5 Ağustos 2007 Pazar

Çorba gibi yemek yazısı ama çorba yok menüde


Ulen ne yazsam ne yazsam diye düşünüyordum, otobiyografi yazılarına bir adet daha eklesem mi diye baktım, eğer yazarsam aynı sonuncusu gibi güdük kalacakmış gibime geldi. Boşverdim.

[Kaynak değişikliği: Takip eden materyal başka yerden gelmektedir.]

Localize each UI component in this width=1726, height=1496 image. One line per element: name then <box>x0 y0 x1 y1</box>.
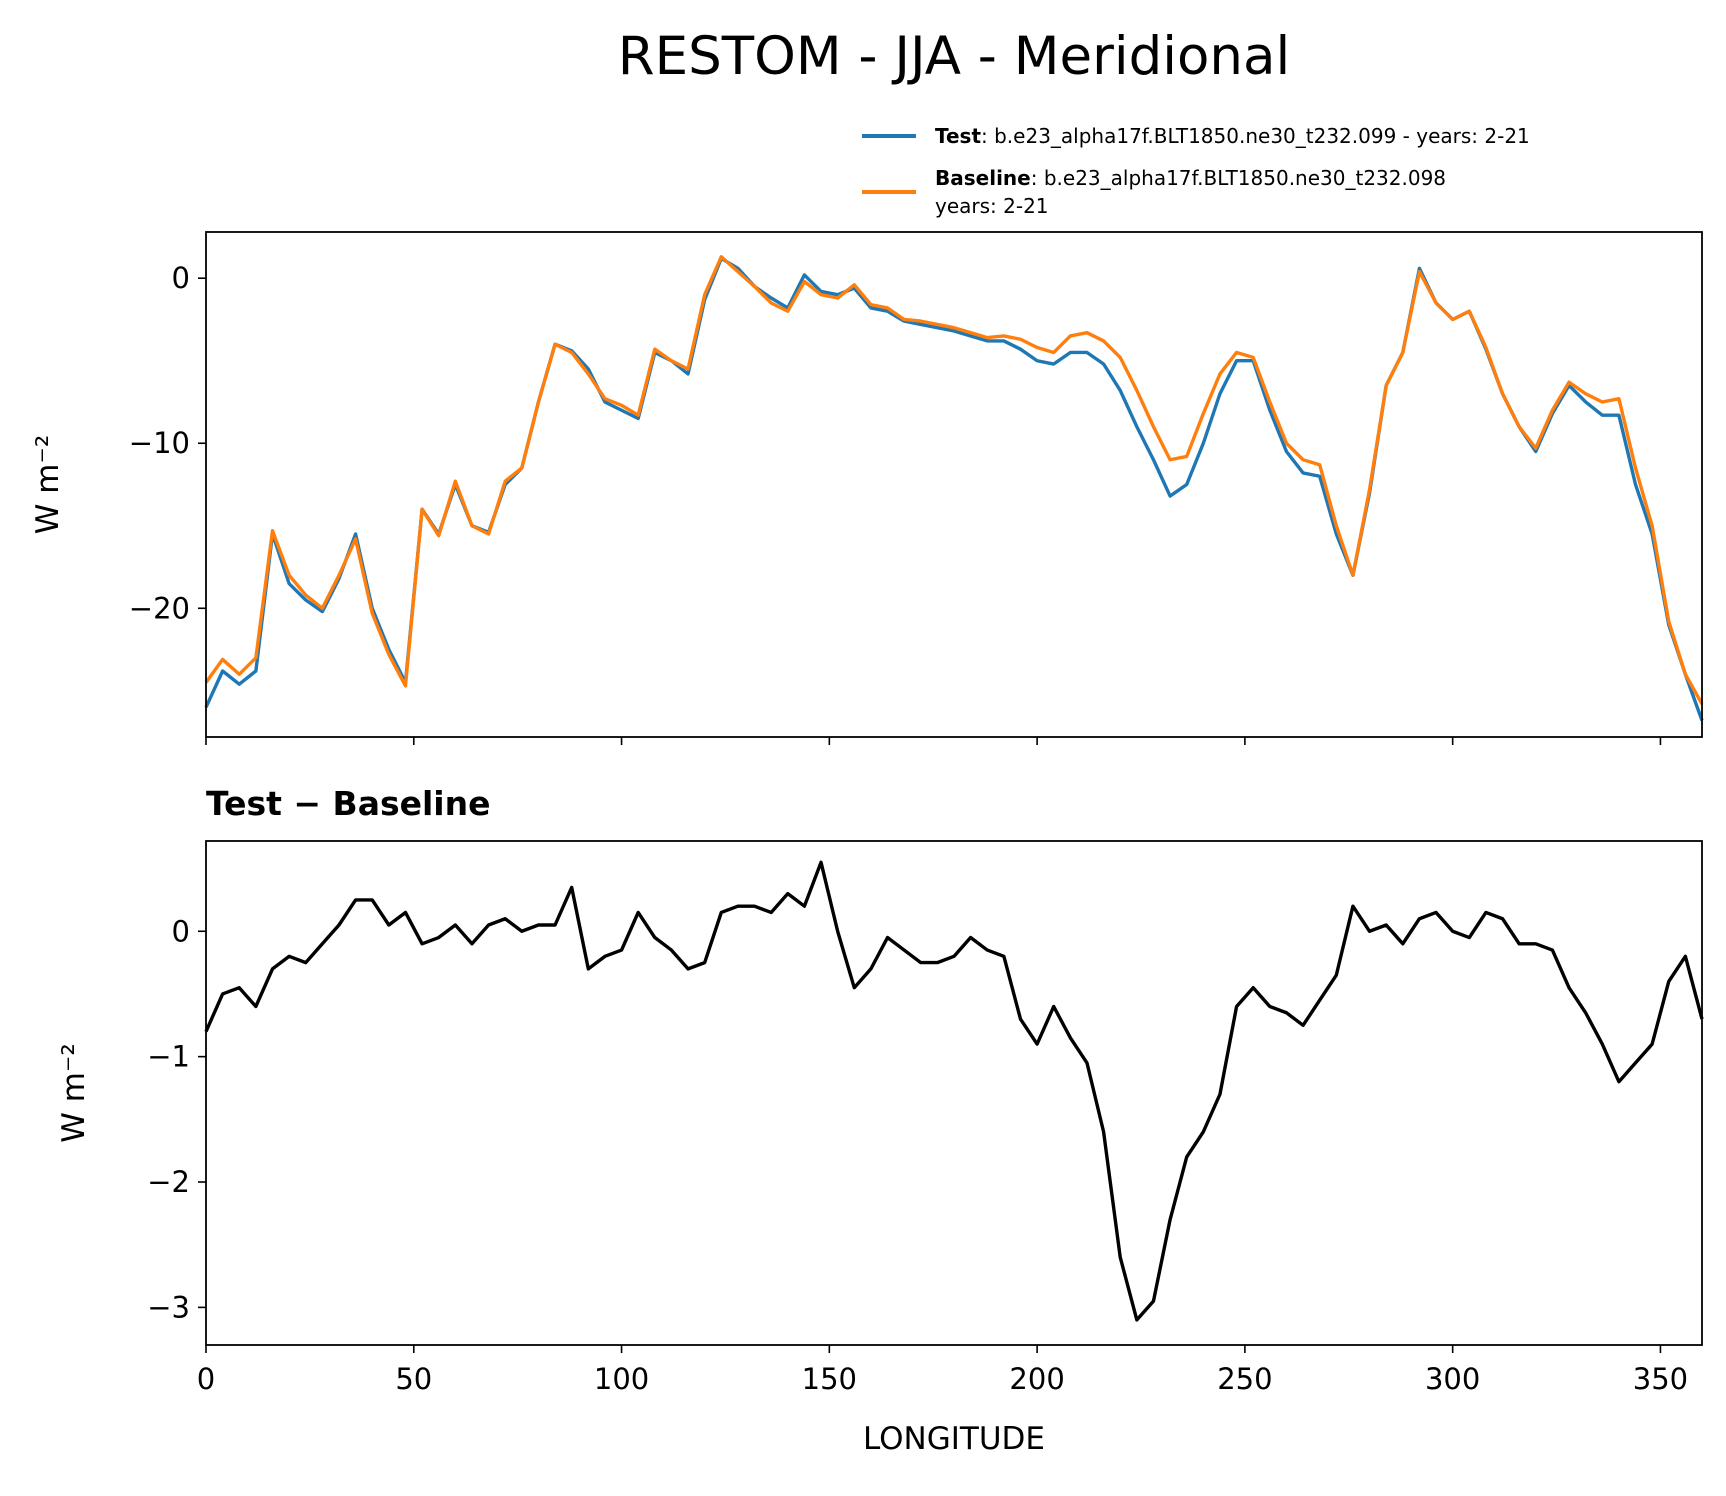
x-tick-label: 50 <box>395 1362 432 1396</box>
axes-frame <box>205 840 1703 1346</box>
x-tick-label: 350 <box>1633 1362 1688 1396</box>
y-tick-label: −3 <box>147 1290 190 1324</box>
legend-entry: Baseline: b.e23_alpha17f.BLT1850.ne30_t2… <box>935 166 1446 218</box>
subplot-title: Test − Baseline <box>206 784 491 823</box>
series-line <box>204 860 1704 1322</box>
chart-title: RESTOM - JJA - Meridional <box>618 26 1290 87</box>
series-line <box>204 255 1704 705</box>
legend-name: Test <box>935 124 981 148</box>
axes-frame <box>205 231 1703 738</box>
y-tick-label: −2 <box>147 1165 190 1199</box>
x-tick-label: 300 <box>1425 1362 1480 1396</box>
x-tick-label: 150 <box>802 1362 857 1396</box>
legend-name: Baseline <box>935 166 1031 190</box>
x-axis-label: LONGITUDE <box>863 1421 1045 1457</box>
y-tick-label: 0 <box>172 261 190 295</box>
legend-entry: Test: b.e23_alpha17f.BLT1850.ne30_t232.0… <box>935 124 1530 148</box>
y-tick-label: −20 <box>129 591 190 625</box>
y-tick-label: −10 <box>129 426 190 460</box>
y-tick-label: 0 <box>172 914 190 948</box>
y-axis-label: W m⁻² <box>30 435 66 535</box>
legend-label: years: 2-21 <box>935 194 1049 218</box>
y-tick-label: −1 <box>147 1040 190 1074</box>
legend-label: : b.e23_alpha17f.BLT1850.ne30_t232.098 <box>1031 166 1446 190</box>
x-tick-label: 200 <box>1009 1362 1064 1396</box>
y-axis-label: W m⁻² <box>56 1043 92 1143</box>
legend-label: : b.e23_alpha17f.BLT1850.ne30_t232.099 -… <box>981 124 1530 148</box>
x-tick-label: 250 <box>1217 1362 1272 1396</box>
x-tick-label: 100 <box>594 1362 649 1396</box>
x-tick-label: 0 <box>197 1362 215 1396</box>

Sonra benim geçen bi hafta izin yaptığım, seçimden sonra araba ile Antalya'ya indiğim, oradan büyükleri alıp babam köyüne gittiğim, bir hafta kafa dinlediğim aklıma geldi. Ve dahası orada küçük bir kağıda birkaç not aldığım bile anca şimdi aklıma geldi. Böylelikle yeni konu ortaya çıktı efendim, buyrun:

Köye gittik ama köyde bi tane bile foto çekmemişim iyi mi, ben de bu eksikliği gidermek için size köyümüzün (Gödene/Gökbel/Menteşbey) bağlı olduğu ilçe Akseki'den bir manzara göstereyim bari.(Tel sineklik gerisinden, korkmayın)



Köyde Filiz Aşı diye bir yemek duydum, anlattırdım, şimdi buraya alalım tarifini. Malzeme olarak bir baş yemeklik kuru soğan, bir su bardağı kadar kırık bulgur, az biraz kuşbaşı kavurma et, üç yemek kaşığı kadar tahin, salça veya domates(veya domates kısmı Güveç lokantası için, çünkü onlara önereceğim bu yemeği ve onlar genelde salça kullanmazlar), bir dolu avuç filiz.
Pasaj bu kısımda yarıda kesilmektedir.